In the surprise of the year so far, it appears that Sylvia Mathews Burwell will cruise to confirmation as Secretary of Health and Human Services as early as this week. Burwell is a longtime Obama confidant from the White House Office of Management and Budget and known as a strong manager of minutiae. Like Mark McClellan did as CMS Administrator in the Bush Administration for the launch of Medicare Part D, she is a skilled bureaucrat with a mind for process, and with her budget background, certainly knows which cushions to find coins under. As a veteran administrator, her job is high cover and finding the money her department needs to see the ObamaCare launch through as appropriations play out on the Hill.
Over the weekend, the White House elevated longtime aide Kristie Canegallo to the new position of deputy chief of staff for policy implementation, a role that will include keeping tabs on the ACA. The move, which coincides with the expected departure of healthcare adviser Phil Schiliro (a legislative wizard but not an operator), highlights the administration’s intent to maintain focus on ObamaCare implementation after last fall’s goat rodeo of a launch. Her task will be hovering over Burwell and CMS Administrator Marilyn Tavenner and whipping the process along.

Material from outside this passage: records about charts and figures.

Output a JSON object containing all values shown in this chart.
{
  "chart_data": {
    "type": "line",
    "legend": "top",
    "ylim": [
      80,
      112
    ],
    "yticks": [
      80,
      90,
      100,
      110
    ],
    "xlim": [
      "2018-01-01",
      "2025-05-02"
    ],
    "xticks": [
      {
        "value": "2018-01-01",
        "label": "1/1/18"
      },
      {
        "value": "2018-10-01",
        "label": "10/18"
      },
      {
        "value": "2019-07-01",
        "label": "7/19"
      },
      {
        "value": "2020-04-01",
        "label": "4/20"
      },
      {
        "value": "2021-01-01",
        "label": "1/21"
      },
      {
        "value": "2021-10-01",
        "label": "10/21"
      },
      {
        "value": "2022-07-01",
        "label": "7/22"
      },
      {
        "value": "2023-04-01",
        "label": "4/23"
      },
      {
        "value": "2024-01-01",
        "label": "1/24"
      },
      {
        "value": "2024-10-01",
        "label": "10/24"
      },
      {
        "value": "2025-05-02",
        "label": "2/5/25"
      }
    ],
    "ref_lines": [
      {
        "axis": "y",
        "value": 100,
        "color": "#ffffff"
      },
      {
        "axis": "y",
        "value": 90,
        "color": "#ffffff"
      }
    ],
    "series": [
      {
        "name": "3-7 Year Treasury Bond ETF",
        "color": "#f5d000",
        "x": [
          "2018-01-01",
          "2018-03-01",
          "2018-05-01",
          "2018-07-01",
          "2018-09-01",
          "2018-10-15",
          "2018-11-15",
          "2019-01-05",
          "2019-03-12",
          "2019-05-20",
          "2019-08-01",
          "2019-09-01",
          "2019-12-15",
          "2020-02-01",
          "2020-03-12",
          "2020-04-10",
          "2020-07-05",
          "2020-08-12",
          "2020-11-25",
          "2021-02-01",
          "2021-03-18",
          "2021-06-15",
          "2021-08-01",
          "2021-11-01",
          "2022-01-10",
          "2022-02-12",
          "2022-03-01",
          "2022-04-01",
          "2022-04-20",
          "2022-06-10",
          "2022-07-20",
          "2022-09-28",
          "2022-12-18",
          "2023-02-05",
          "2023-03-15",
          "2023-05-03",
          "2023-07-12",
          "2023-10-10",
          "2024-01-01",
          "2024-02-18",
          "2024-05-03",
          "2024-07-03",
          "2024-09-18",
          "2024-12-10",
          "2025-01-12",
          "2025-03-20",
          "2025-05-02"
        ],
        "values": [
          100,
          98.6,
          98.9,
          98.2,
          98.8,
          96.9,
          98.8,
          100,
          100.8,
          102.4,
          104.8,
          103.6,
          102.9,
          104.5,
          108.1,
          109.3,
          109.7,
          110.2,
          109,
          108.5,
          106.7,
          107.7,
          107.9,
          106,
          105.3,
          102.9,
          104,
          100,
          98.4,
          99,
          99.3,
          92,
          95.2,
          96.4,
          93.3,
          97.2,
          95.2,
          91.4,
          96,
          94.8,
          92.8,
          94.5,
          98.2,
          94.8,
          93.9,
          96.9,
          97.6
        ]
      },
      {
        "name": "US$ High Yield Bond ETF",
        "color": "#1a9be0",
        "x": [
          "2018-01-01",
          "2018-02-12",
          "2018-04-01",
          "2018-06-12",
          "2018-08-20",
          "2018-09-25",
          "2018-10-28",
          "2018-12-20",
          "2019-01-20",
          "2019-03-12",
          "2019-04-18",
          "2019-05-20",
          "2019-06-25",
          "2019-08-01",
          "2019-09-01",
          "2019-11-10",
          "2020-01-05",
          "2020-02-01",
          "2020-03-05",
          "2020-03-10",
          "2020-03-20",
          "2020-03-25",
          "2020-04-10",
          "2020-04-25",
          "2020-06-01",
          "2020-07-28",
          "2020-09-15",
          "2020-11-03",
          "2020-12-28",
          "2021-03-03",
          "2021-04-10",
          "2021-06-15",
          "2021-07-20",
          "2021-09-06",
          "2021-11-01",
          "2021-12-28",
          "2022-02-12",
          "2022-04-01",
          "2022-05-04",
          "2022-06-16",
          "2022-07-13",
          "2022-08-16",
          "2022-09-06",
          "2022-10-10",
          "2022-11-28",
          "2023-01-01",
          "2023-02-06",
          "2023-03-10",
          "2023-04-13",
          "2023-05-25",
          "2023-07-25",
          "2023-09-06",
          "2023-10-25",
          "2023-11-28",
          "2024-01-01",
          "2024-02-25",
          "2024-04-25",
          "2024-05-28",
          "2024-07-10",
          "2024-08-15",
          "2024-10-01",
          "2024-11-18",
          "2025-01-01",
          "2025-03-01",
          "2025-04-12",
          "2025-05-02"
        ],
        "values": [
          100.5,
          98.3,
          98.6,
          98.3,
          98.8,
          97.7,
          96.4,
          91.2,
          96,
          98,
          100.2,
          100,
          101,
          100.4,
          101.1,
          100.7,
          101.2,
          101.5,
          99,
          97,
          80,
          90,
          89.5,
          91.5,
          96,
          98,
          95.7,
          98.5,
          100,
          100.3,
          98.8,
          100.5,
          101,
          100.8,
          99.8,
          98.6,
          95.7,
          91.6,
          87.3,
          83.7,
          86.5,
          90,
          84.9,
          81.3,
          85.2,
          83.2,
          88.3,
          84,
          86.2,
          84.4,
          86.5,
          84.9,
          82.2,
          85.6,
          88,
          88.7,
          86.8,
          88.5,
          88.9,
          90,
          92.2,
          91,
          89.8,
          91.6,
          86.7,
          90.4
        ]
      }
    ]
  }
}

We know the biggest vulnerabilities that remain for ObamaCare are fixing the back end of CMS’ systems that interact with insurers on their membership coming through the health insurance exchanges — this will be Canegallo’s focus — and securing funding for the “3 R’s” — risk adjustment, reinsurance, and risk corridors, which will be Burwell’s job. Due to a drafting error in the ACA, nobody identified funding for exchange risk corridors; on Friday in the final exchange rule, HHS clarified that if risk corridor funds are insufficient the government will be required to step in and make issuers whole, and would find that money elsewhere in HHS if needed. Nobody better for that than the former budget chief.
The challenge for these two exceptional women — and even for Tavenner, a former hospital administrator — is that none are particularly well-known or regarded in the insurance industry — their partners in this next phase of implementation and wrinkle-smoothing. They will need to build that trust in a charged environment of preparing for the next open enrollment and possibly a Republican takeover of the Senate. Expect to see this triumvirate doing some serious outreach in the weeks and months ahead, and many White House meetings for AHIP’s Karen Ignani and other industry reps.